Comment la CES envisage-t-elle les suites ?

La CES est très contente de cette mobilisation et d'ailleurs, de nombreuses luttes se font jour en Europe. Soit on se défend, on bouge, on fait des propositions, soit le mouvement syndical ne pèse pas dans le débat. C'est la réalité, on ne peut pas faire autrement compte tenu des responsabilités que nous avons concernant la situation des salariés dans les entreprises. On ne peut plus être repliés sur des champs revendicatifs nationaux. Depuis notre lever au matin jusqu'au coucher, nous sommes soumis aux règlements européens et à leurs normes. On ne peut donc prétendre être en dehors des questions européennes. C'est ce qu'il faut faire comprendre à tous les salariés et à tous les syndiqués.

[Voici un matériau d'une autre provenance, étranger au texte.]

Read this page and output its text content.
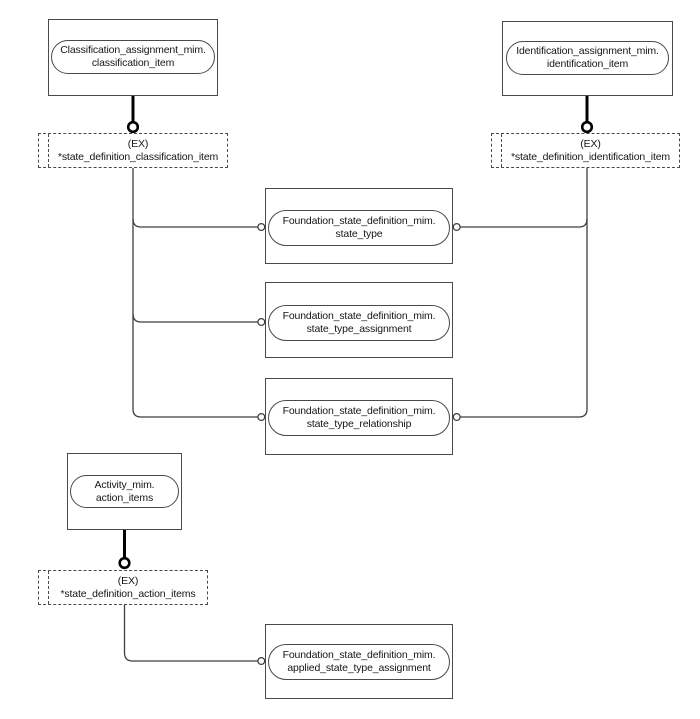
Classification_assignment_mim.
classification_item
Identification_assignment_mim.
identification_item
(EX)
*state_definition_classification_item
(EX)
*state_definition_identification_item
Foundation_state_definition_mim.
state_type
Foundation_state_definition_mim.
state_type_assignment
Foundation_state_definition_mim.
state_type_relationship
Activity_mim.
action_items
(EX)
*state_definition_action_items
Foundation_state_definition_mim.
applied_state_type_assignment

L'autre étape, c'est bien de partir de sa base nationale pour investir le champ européen tout en considérant ce qui se fait en Europe pour retourner vers sa base nationale. Il convient aussi de faire connaître les avancées que l'on a obtenues, la directive Reach, la directive sur les questions d'égalité entre les femmes et les hommes, sur les questions de santé et sécurité au travail… Il y a eu des avancées indéniables que l'on ne peut ignorer. À nous de relier ce qui se fait au niveau européen avec les enjeux nationaux. Le plan d'investissement a en résonance toute la campagne de la CGT sur le coût du capital et en particulier ce que l'on défend sur la revalorisation des salaires et la négociation collective. Dans le traité sur la stabilité (TSCG) figure le paramètre de la modération salariale. Si nous n'agissons pas sur ces questions, on passe à côté d'un champ d'intervention important. Pour ce faire, chacun dans sa partie, syndicats, membres de la société civile, politiques, on a besoin que tout le monde participe dans le respect des uns et des autres.